One was his upbringing in Toxteth, a depressed working-class neighbourhood of Liverpool. For a young boy growing up there, it was as you might expect: a near daily fight for survival. And when he grew to only 5 feet 4 inches tall, the brass and toughness it took to endure his bullies would form an essential component of his adult persona.

Dr. Day was a young surgeon in Vancouver when he got a call from his sister with some horrific news. Their dad, a pharmacist, had been followed home from work in Toxteth by two drug addicts. They burst into the house and bludgeoned their victim to death – getting a measly 18 months in prison for their crime. It was an injustice that made Brian Day always be on the lookout for injustice.

His mother, also, would die too soon. Ms. Day was just in her 50s when she was admitted to hospital in England with symptoms doctors diagnosed incorrectly as a heart attack. She died of a bleeding ulcer. Dr. Day later confessed that his anger at the British health-care system over what occurred incited the activism for which he would eventually become best known in his adopted country of Canada.

Next week, Dr. Day takes centre stage in a drama that has become central to his existence. After years of delays, a court case that could profoundly reshape our national health-care system begins in B.C. Supreme Court. At the heart of the case lies the elemental question of whether Canadians have the right to get medical treatment from a private health-care provider if they can't get care in a timely and effective manner in the public system.

The court challenge of the B.C. law that restricts residents from buying health-care services privately if they are covered by the public system is a fight for which Dr. Day has prepared nearly his entire life. The war he has waged in the name of those who have waited, often in agony, to be cared for by an overburdened public system has not been easy. He has been vilified and demonized by those intent on defending the status quo.

Dr. Day's detractors will be represented in court by the B.C. government, which will attempt to defend a single-payer system built on the principle that everyone in this country should be treated equally and no one should be able to buy better health care.

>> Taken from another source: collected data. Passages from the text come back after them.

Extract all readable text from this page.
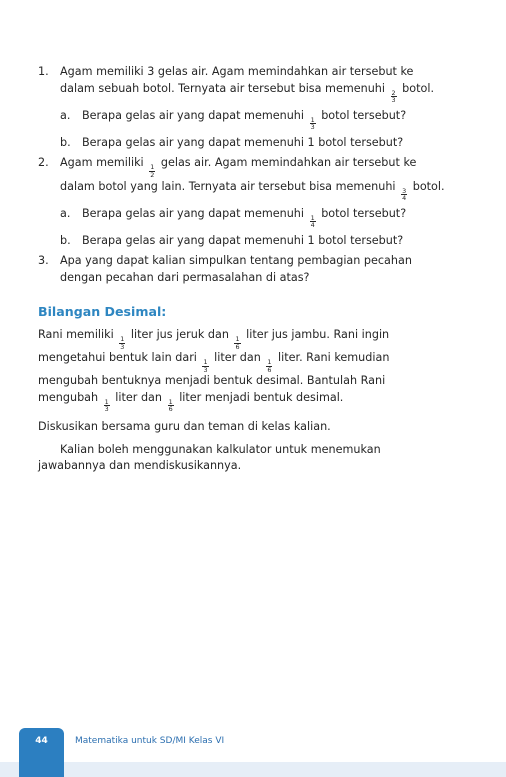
1. Agam memiliki 3 gelas air. Agam memindahkan air tersebut ke dalam sebuah botol. Ternyata air tersebut bisa memenuhi
$\frac{2}{3}$
botol.
a. Berapa gelas air yang dapat memenuhi
$\frac{1}{3}$
botol tersebut?
b. Berapa gelas air yang dapat memenuhi 1 botol tersebut?
2. Agam memiliki
$\frac{1}{2}$
gelas air. Agam memindahkan air tersebut ke dalam botol yang lain. Ternyata air tersebut bisa memenuhi
$\frac{3}{4}$
botol.
a. Berapa gelas air yang dapat memenuhi
$\frac{1}{4}$
botol tersebut?
b. Berapa gelas air yang dapat memenuhi 1 botol tersebut?
3. Apa yang dapat kalian simpulkan tentang pembagian pecahan dengan pecahan dari permasalahan di atas?
Bilangan Desimal:

Rani memiliki
$\frac{1}{3}$
liter jus jeruk dan
$\frac{1}{6}$
liter jus jambu. Rani ingin mengetahui bentuk lain dari
$\frac{1}{3}$
liter dan
$\frac{1}{6}$
liter. Rani kemudian mengubah bentuknya menjadi bentuk desimal. Bantulah Rani mengubah
$\frac{1}{3}$
liter dan
$\frac{1}{6}$
liter menjadi bentuk desimal.

Diskusikan bersama guru dan teman di kelas kalian.

Kalian boleh menggunakan kalkulator untuk menemukan jawabannya dan mendiskusikannya.

44	Matematika untuk SD/MI Kelas VI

The trial is expected to last four months. It could have nearly 200 witnesses, including six of the original eight plaintiffs. (The other two have died since the case was launched eight years ago.) While he is not named as a plaintiff himself, Dr. Day, as head of the private Cambie Surgery Centre, is leading the challenge against the B.C. Medicare Protection Act, which prohibits doctors from directly billing patients for care they have provided.

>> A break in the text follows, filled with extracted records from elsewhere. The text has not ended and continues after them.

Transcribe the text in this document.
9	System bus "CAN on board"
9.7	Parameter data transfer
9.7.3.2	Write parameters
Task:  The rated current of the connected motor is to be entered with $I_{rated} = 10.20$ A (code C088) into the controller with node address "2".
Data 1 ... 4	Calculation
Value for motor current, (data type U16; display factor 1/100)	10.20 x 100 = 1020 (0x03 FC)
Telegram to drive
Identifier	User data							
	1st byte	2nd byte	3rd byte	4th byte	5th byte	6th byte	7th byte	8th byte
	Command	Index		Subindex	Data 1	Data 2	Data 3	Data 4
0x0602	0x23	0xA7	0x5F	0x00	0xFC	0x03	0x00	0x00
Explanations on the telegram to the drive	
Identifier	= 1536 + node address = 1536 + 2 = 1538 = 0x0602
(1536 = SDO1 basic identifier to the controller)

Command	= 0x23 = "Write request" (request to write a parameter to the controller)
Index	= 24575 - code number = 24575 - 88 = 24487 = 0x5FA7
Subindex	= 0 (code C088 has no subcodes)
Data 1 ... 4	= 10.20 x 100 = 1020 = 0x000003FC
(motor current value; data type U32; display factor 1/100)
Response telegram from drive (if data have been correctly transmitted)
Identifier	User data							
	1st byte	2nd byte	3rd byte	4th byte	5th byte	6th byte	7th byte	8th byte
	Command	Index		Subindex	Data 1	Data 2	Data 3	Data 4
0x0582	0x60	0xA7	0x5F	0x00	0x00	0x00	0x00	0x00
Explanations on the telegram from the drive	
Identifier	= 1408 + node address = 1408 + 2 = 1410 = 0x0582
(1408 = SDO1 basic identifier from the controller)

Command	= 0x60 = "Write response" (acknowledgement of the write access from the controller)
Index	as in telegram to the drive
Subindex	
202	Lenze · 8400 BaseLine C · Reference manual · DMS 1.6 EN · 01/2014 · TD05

A variation of this issue was tested 11 years ago, when the Supreme Court of Canada ruled that a Quebec ban on private health care was unconstitutional. It is almost a certainty that this case will also end up in the hands of the country's highest court.

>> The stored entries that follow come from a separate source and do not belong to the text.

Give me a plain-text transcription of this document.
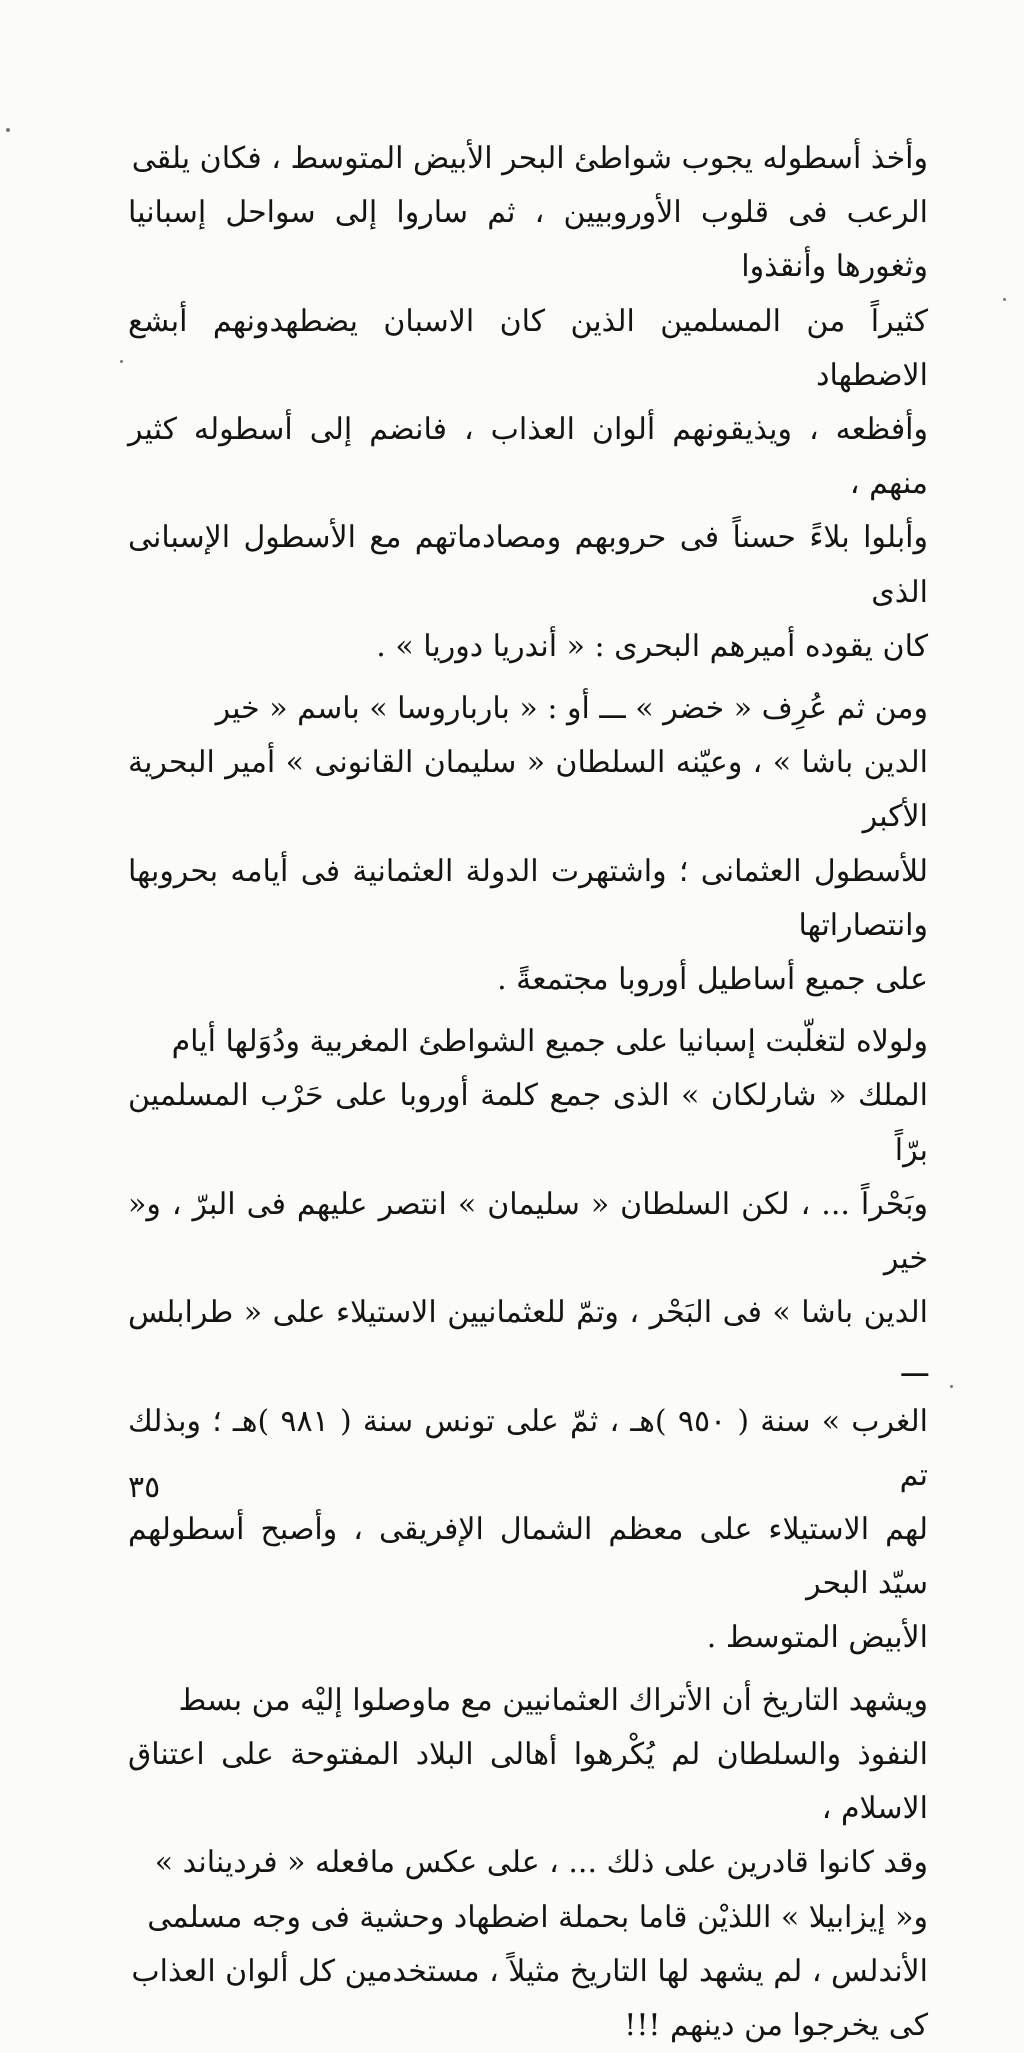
وأخذ أسطوله يجوب شواطئ البحر الأبيض المتوسط ، فكان يلقى
الرعب فى قلوب الأوروبيين ، ثم ساروا إلى سواحل إسبانيا وثغورها وأنقذوا
كثيراً من المسلمين الذين كان الاسبان يضطهدونهم أبشع الاضطهاد
وأفظعه ، ويذيقونهم ألوان العذاب ، فانضم إلى أسطوله كثير منهم ،
وأبلوا بلاءً حسناً فى حروبهم ومصادماتهم مع الأسطول الإسبانى الذى
كان يقوده أميرهم البحرى : « أندريا دوريا » .

ومن ثم عُرِف « خضر » ـــ أو : « بارباروسا » باسم « خير
الدين باشا » ، وعيّنه السلطان « سليمان القانونى » أمير البحرية الأكبر
للأسطول العثمانى ؛ واشتهرت الدولة العثمانية فى أيامه بحروبها وانتصاراتها
على جميع أساطيل أوروبا مجتمعةً .

ولولاه لتغلّبت إسبانيا على جميع الشواطئ المغربية ودُوَلها أيام
الملك « شارلكان » الذى جمع كلمة أوروبا على حَرْب المسلمين برّاً
وبَحْراً ... ، لكن السلطان « سليمان » انتصر عليهم فى البرّ ، و« خير
الدين باشا » فى البَحْر ، وتمّ للعثمانيين الاستيلاء على « طرابلس ـــ
الغرب » سنة ( ٩٥٠ )هـ ، ثمّ على تونس سنة ( ٩٨١ )هـ ؛ وبذلك تم
لهم الاستيلاء على معظم الشمال الإفريقى ، وأصبح أسطولهم سيّد البحر
الأبيض المتوسط .

ويشهد التاريخ أن الأتراك العثمانيين مع ماوصلوا إليْه من بسط
النفوذ والسلطان لم يُكْرهوا أهالى البلاد المفتوحة على اعتناق الاسلام ،
وقد كانوا قادرين على ذلك ... ، على عكس مافعله « فرديناند »
و« إيزابيلا » اللذيْن قاما بحملة اضطهاد وحشية فى وجه مسلمى
الأندلس ، لم يشهد لها التاريخ مثيلاً ، مستخدمين كل ألوان العذاب
كى يخرجوا من دينهم !!!

٣٥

The irony about all this is that if you talk to politicians privately, as I have, they nearly all admit that the kind of hybrid, public-private health-care system common in Europe is likely best for this country as well. France has the top one. The facts speak for themselves: The heaps of money that is spent on health care in Canada have little correlation with the quality of the care offered.

We spend the sixth most per capita globally, while our system is ranked 30th for effectiveness. And yet governments in Canada feel they need to protect the idea of universal health care, even if it is not in people's best interests. And even if we already have two-tier health care on so many different levels.

This is a struggle that is still years away from being resolved. But Brian Day is in for the long haul. And as he sits in court over the next few months, his mind will no doubt wander and he will think of his parents and the role they have played in the crusade that, in many ways, he launched in their memory.